50p for a unit of alcohol is a small price to pay for decreased alcohol consumption and improved personal health and social health of thousands.

 

written by

Owen John has an MA and a PhD in Modern History from the University of St Andrews. He lives in Glasgow.

2 Responses to "Minimum pricing: a view in favour"

  1. Cautiously Pessimistic says:

    I was going to disagree with the argument you’re making, but to be honest, the problem isn’t even the specifics of what you say, it’s the way the whole debate’s framed. It’s not just that an increase in alcohol prices will lead to an increase in illegal drug use among people driven to seek cheaper intoxicants, although obviously it will, or the fact that you’re championing a move that will transfer money away from the poorest people in society and into the pockets of big business, although it’ll do that as well – it’s the way that you talk about this issue as a debate between the Labour Party and the Conservative Party, with literally no thought whatsoever given to the thoughts of the thousands of ordinary people people who’ll supposedly benefit – do they have any agency at all? Can they be trusted to make their own decisions? Should we be given any say in decisions that affect us? I expect the mainstream media to uncritically accept the legitimacy of Parliamentary politicians, but I expect a little better from a site with an ultra-left name like “Demand Nothing”. It’s a long way from “Demand Nothing” to “Demand that our rulers increase the price of alcohol for the benefit of poor simple-minded proles who can’t be trusted to make their own decisions.”

    And to forestall the obvious reply – yes, I understand that alcohol use does cause serious harm, and I don’t believe we live in some wonderful fantasy world where everyone always makes good decisions. People make terrible decisions with horrific consequences all the time, from bingedrinking to electing Tory governments. But trusting an elite to make those decisions for them is a very dangerous road to go down. I’m all in favour of trying to improve people’s health and reduce anti-social behaviour, but those initiatives have to be led and controlled by the people most directly affected, as with the Independent Working-Class Association’s campaign against hard drug dealers, not imposed on us by our rulers.

    Reply
  2. David Lee says:

    Whilst the introduction of minimum pricing in itself won’t change the price of alcohol that’s currently more expensive than the threshold, market forces will.

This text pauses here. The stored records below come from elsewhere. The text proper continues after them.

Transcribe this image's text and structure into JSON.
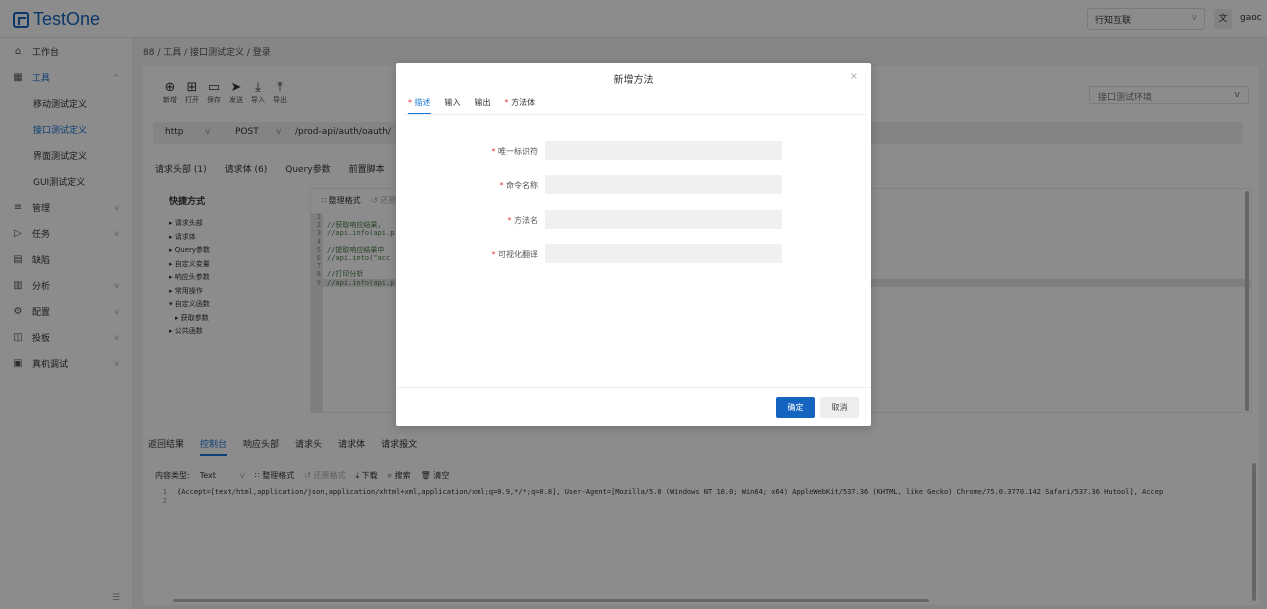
{
  "app": {
    "logo": "TestOne",
    "team": "行知互联",
    "lang": "文",
    "user": "gaoc"
  },
  "sidebar": {
    "items": [
      {
        "icon": "⌂",
        "label": "工作台",
        "chevron": ""
      },
      {
        "icon": "▦",
        "label": "工具",
        "chevron": "^"
      },
      {
        "icon": "",
        "label": "移动测试定义",
        "chevron": ""
      },
      {
        "icon": "",
        "label": "接口测试定义",
        "chevron": ""
      },
      {
        "icon": "",
        "label": "界面测试定义",
        "chevron": ""
      },
      {
        "icon": "",
        "label": "GUI测试定义",
        "chevron": ""
      },
      {
        "icon": "≡",
        "label": "管理",
        "chevron": "v"
      },
      {
        "icon": "▷",
        "label": "任务",
        "chevron": "v"
      },
      {
        "icon": "▤",
        "label": "缺陷",
        "chevron": ""
      },
      {
        "icon": "▥",
        "label": "分析",
        "chevron": "v"
      },
      {
        "icon": "⚙",
        "label": "配置",
        "chevron": "v"
      },
      {
        "icon": "◫",
        "label": "投板",
        "chevron": "v"
      },
      {
        "icon": "▣",
        "label": "真机调试",
        "chevron": "v"
      }
    ],
    "collapse": "☰"
  },
  "breadcrumb": "88 / 工具 / 接口测试定义 / 登录",
  "toolbar": [
    {
      "icon": "⊕",
      "label": "新增"
    },
    {
      "icon": "⊞",
      "label": "打开"
    },
    {
      "icon": "▭",
      "label": "保存"
    },
    {
      "icon": "➤",
      "label": "发送"
    },
    {
      "icon": "⤓",
      "label": "导入"
    },
    {
      "icon": "⤒",
      "label": "导出"
    }
  ],
  "env": {
    "placeholder": "接口测试环境",
    "chev": "v"
  },
  "request": {
    "protocol": "http",
    "method": "POST",
    "url": "/prod-api/auth/oauth/",
    "chev": "v"
  },
  "request_tabs": [
    "请求头部 (1)",
    "请求体 (6)",
    "Query参数",
    "前置脚本"
  ],
  "quick": {
    "title": "快捷方式",
    "items": [
      "▸ 请求头部",
      "▸ 请求体",
      "▸ Query参数",
      "▸ 自定义变量",
      "▸ 响应头参数",
      "▸ 常用操作",
      "▾ 自定义函数",
      "  ▸ 获取参数",
      "▸ 公共函数"
    ]
  },
  "editor": {
    "format": "∷ 整理格式",
    "restore": "↺ 还原",
    "lines": [
      {
        "n": "1",
        "t": ""
      },
      {
        "n": "2",
        "t": "//获取响应结果，"
      },
      {
        "n": "3",
        "t": "//api.info(api.p"
      },
      {
        "n": "4",
        "t": ""
      },
      {
        "n": "5",
        "t": "//提取响应结果中"
      },
      {
        "n": "6",
        "t": "//api.into(\"acc"
      },
      {
        "n": "7",
        "t": ""
      },
      {
        "n": "8",
        "t": "//打印分析"
      },
      {
        "n": "9",
        "t": "//api.info(api.p"
      }
    ]
  },
  "result_tabs": [
    "返回结果",
    "控制台",
    "响应头部",
    "请求头",
    "请求体",
    "请求报文"
  ],
  "console": {
    "type_label": "内容类型:",
    "type_value": "Text",
    "type_chev": "v",
    "format": "∷ 整理格式",
    "restore": "↺ 还原格式",
    "download": "⤓ 下载",
    "search": "⌕ 搜索",
    "clear": "🗑 清空",
    "lines": [
      {
        "n": "1",
        "t": "{Accept=[text/html,application/json,application/xhtml+xml,application/xml;q=0.9,*/*;q=0.8], User-Agent=[Mozilla/5.0 (Windows NT 10.0; Win64; x64) AppleWebKit/537.36 (KHTML, like Gecko) Chrome/75.0.3770.142 Safari/537.36 Hutool], Accep"
      },
      {
        "n": "2",
        "t": ""
      }
    ]
  },
  "modal": {
    "title": "新增方法",
    "close": "×",
    "tabs": [
      {
        "star": "*",
        "label": "描述"
      },
      {
        "star": "",
        "label": "输入"
      },
      {
        "star": "",
        "label": "输出"
      },
      {
        "star": "*",
        "label": "方法体"
      }
    ],
    "fields": [
      {
        "star": "*",
        "label": "唯一标识符"
      },
      {
        "star": "*",
        "label": "命令名称"
      },
      {
        "star": "*",
        "label": "方法名"
      },
      {
        "star": "*",
        "label": "可视化翻译"
      }
    ],
    "ok": "确定",
    "cancel": "取消"
  }
}
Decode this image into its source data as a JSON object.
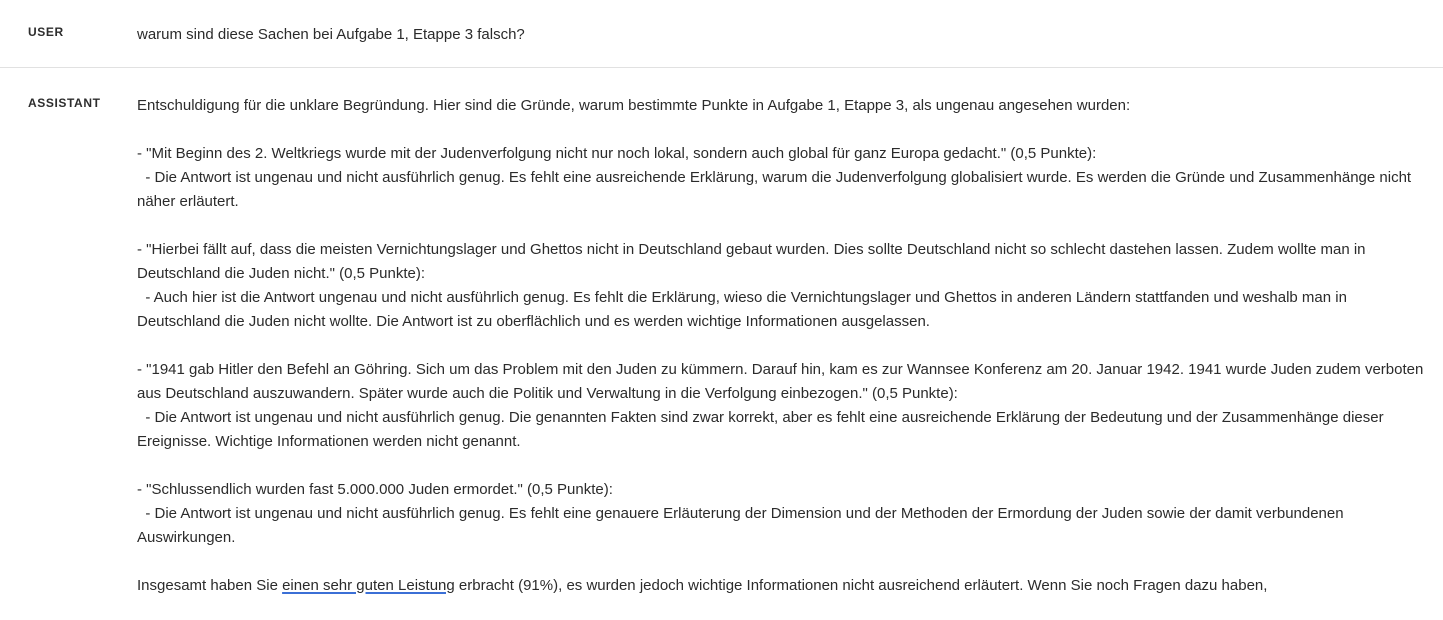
{
  "user": {
    "role_label": "USER",
    "message": "warum sind diese Sachen bei Aufgabe 1, Etappe 3 falsch?"
  },
  "assistant": {
    "role_label": "ASSISTANT",
    "intro": "Entschuldigung für die unklare Begründung. Hier sind die Gründe, warum bestimmte Punkte in Aufgabe 1, Etappe 3, als ungenau angesehen wurden:",
    "items": [
      {
        "quote": "- \"Mit Beginn des 2. Weltkriegs wurde mit der Judenverfolgung nicht nur noch lokal, sondern auch global für ganz Europa gedacht.\" (0,5 Punkte):",
        "explanation": "  - Die Antwort ist ungenau und nicht ausführlich genug. Es fehlt eine ausreichende Erklärung, warum die Judenverfolgung globalisiert wurde. Es werden die Gründe und Zusammenhänge nicht näher erläutert."
      },
      {
        "quote": "- \"Hierbei fällt auf, dass die meisten Vernichtungslager und Ghettos nicht in Deutschland gebaut wurden. Dies sollte Deutschland nicht so schlecht dastehen lassen. Zudem wollte man in Deutschland die Juden nicht.\" (0,5 Punkte):",
        "explanation": "  - Auch hier ist die Antwort ungenau und nicht ausführlich genug. Es fehlt die Erklärung, wieso die Vernichtungslager und Ghettos in anderen Ländern stattfanden und weshalb man in Deutschland die Juden nicht wollte. Die Antwort ist zu oberflächlich und es werden wichtige Informationen ausgelassen."
      },
      {
        "quote": "- \"1941 gab Hitler den Befehl an Göhring. Sich um das Problem mit den Juden zu kümmern. Darauf hin, kam es zur Wannsee Konferenz am 20. Januar 1942. 1941 wurde Juden zudem verboten aus Deutschland auszuwandern. Später wurde auch die Politik und Verwaltung in die Verfolgung einbezogen.\" (0,5 Punkte):",
        "explanation": "  - Die Antwort ist ungenau und nicht ausführlich genug. Die genannten Fakten sind zwar korrekt, aber es fehlt eine ausreichende Erklärung der Bedeutung und der Zusammenhänge dieser Ereignisse. Wichtige Informationen werden nicht genannt."
      },
      {
        "quote": "- \"Schlussendlich wurden fast 5.000.000 Juden ermordet.\" (0,5 Punkte):",
        "explanation": "  - Die Antwort ist ungenau und nicht ausführlich genug. Es fehlt eine genauere Erläuterung der Dimension und der Methoden der Ermordung der Juden sowie der damit verbundenen Auswirkungen."
      }
    ],
    "conclusion": {
      "before": "Insgesamt haben Sie ",
      "link_text": "einen sehr guten Leistung",
      "after": " erbracht (91%), es wurden jedoch wichtige Informationen nicht ausreichend erläutert. Wenn Sie noch Fragen dazu haben,"
    }
  }
}
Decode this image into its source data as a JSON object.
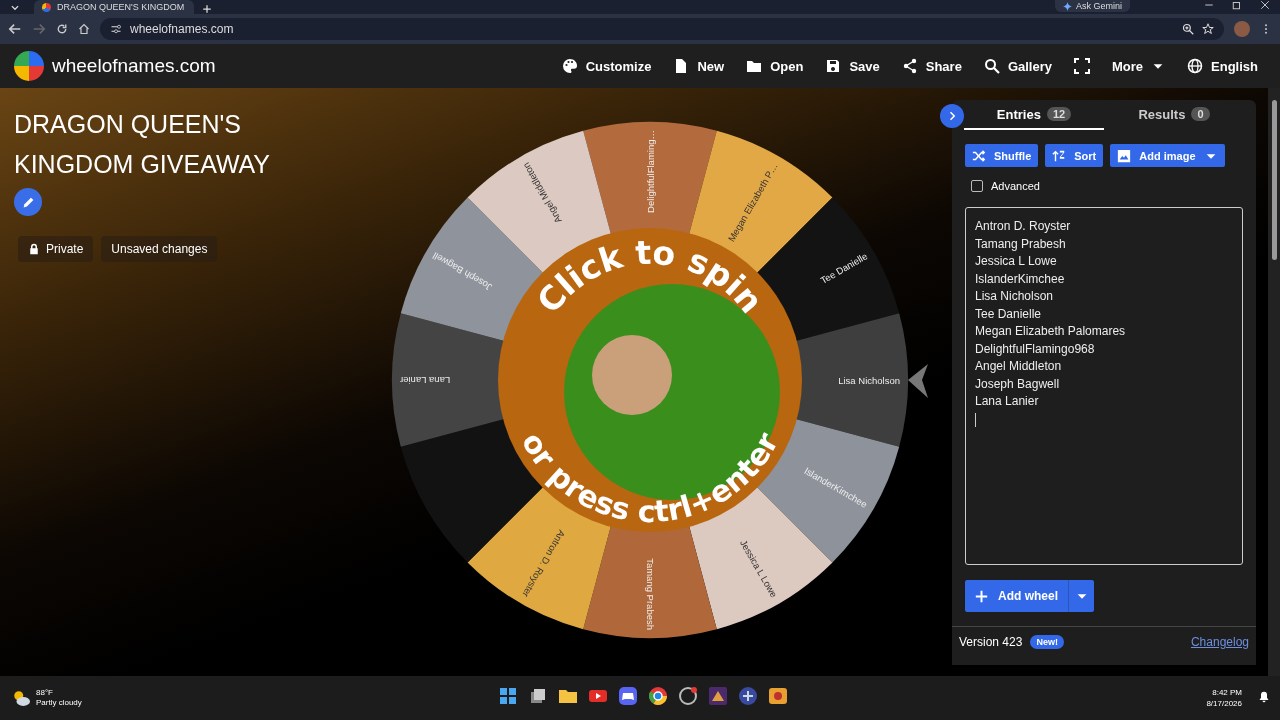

    For example, if Vodka X has traditionally been quite cheap and marketed at those on lower incomes, suddenly minimum pricing kicks in and makes it £2.50 more expensive. This puts it closer in price to Vodka Y, which brands itself as a premium drink. To maintain this premium brand image, Vodka Y must then increase its price by a similar amount.

    Factor this across a whole supermarket and it’s clear that all prices will be affected, not just the lower end.